En Lozère, le château d’Orfeuillette cultive l’art de surprendre. Derrière le classicisme d’un château du XIXᵉ siècle se cache un univers fantasque. Rencontre élégante entre design, nature et gastronomie.
C’est une petite route abritée des deux côtés par de grands arbres qui mène doucement au château d’Orfeuillette. Cette demeure du XIXe siècle de style néo-Renaissance semble sortir d’un roman d’Alexandre Dumas.

Le parc de 12 hectares entoure le château d’une douce quiétude. Mais derrière la façade sage du château se cache un univers surprenant. Le classique s’associe à un moderne qui flirte parfois avec Alice au pays des merveilles. Le tout ponctué de références à l’Afrique et aux animaux de la savane africaine.
L’effet waouh prend tout son sens dans le vaste lobby : murs habillés de tapisseries aux motifs blancs et dorés, miroirs argentés, mobilier d’époque et moderne blanc, lustres en cristal à pampilles et, surtout, un billard blanc. Une alcôve aux vitraux colorés accueille des fauteuils blancs et une ancienne malle de voyage, également blanche, détournée en table. Des sculptures inattendues s’invitent dans le décor comme la bête du Gévaudan, un mystérieux animal qui aurait attaqué des habitants en Lozère entre 1764 et 1767, et une tête de gorille surmontée d’une couronne.

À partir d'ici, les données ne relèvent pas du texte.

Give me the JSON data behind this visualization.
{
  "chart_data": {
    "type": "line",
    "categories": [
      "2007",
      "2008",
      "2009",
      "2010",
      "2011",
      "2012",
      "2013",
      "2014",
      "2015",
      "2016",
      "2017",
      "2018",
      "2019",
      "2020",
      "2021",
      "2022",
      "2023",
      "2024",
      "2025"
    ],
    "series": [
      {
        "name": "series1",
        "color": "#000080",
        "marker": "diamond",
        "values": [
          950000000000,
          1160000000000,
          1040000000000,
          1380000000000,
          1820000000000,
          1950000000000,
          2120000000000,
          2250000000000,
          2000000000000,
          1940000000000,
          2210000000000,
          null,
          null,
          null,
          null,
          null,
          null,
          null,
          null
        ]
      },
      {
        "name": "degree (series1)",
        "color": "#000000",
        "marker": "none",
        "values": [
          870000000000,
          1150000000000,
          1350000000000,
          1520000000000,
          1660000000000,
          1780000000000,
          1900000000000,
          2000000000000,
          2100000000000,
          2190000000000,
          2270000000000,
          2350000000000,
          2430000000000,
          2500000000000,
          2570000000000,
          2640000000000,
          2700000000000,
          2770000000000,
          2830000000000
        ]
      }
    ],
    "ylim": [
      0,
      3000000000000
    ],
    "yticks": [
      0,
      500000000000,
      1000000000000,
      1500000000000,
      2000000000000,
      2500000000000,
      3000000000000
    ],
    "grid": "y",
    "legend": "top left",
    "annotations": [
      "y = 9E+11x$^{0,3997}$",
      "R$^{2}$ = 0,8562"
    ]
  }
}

Enfant de la région et propriétaire du château depuis 2011, Christophe Brunel a donné à cette décoration hors norme son souffle singulier, entre héritage du lieu et fantaisie assumée. C’est ainsi que sa rencontre avec le photographe Bruno Calendini donne lieu à l’installation dans le château de plusieurs photos animalières en noir et blanc. Prises notamment au Botswana et en Tanzanie, elles mettent en scène de manière spectaculaire girafes, lions, zèbres, éléphants et rhinocéros.
Les chambres et suites, toutes différentes, échappent aussi au conformisme. Un fauteuil en métal et cuir au design année 30, un lit rond, un tableau en forme de pièce de puzzle, une table basse ovale en métal argenté ajouré, des abat-jours ornés de plumes à l’esprit rococo… L’audace créative s’exprime aussi dans la palette des couleurs avec des touches d’orange, de violet ou de fuchsia.
Les noms de suites convoquent des personnalités. La suite Roussel rend hommage à Théophile Roussel, médecin, député puis sénateur de la Lozère. Il racheta au milieu du XIXᵉ siècle l’ancien pavillon de chasse avant de le transformer en l’actuel château. La suite Eiffel rappelle l’amitié qui liait Théophile Roussel à Gustave Eiffel, auteur du viaduc de Garabit, situé à quelques kilomètres. Et pour rêver de paillettes, la suite Marilyn Monroe ou la suite Princesse aux allures de bonbonnière rose…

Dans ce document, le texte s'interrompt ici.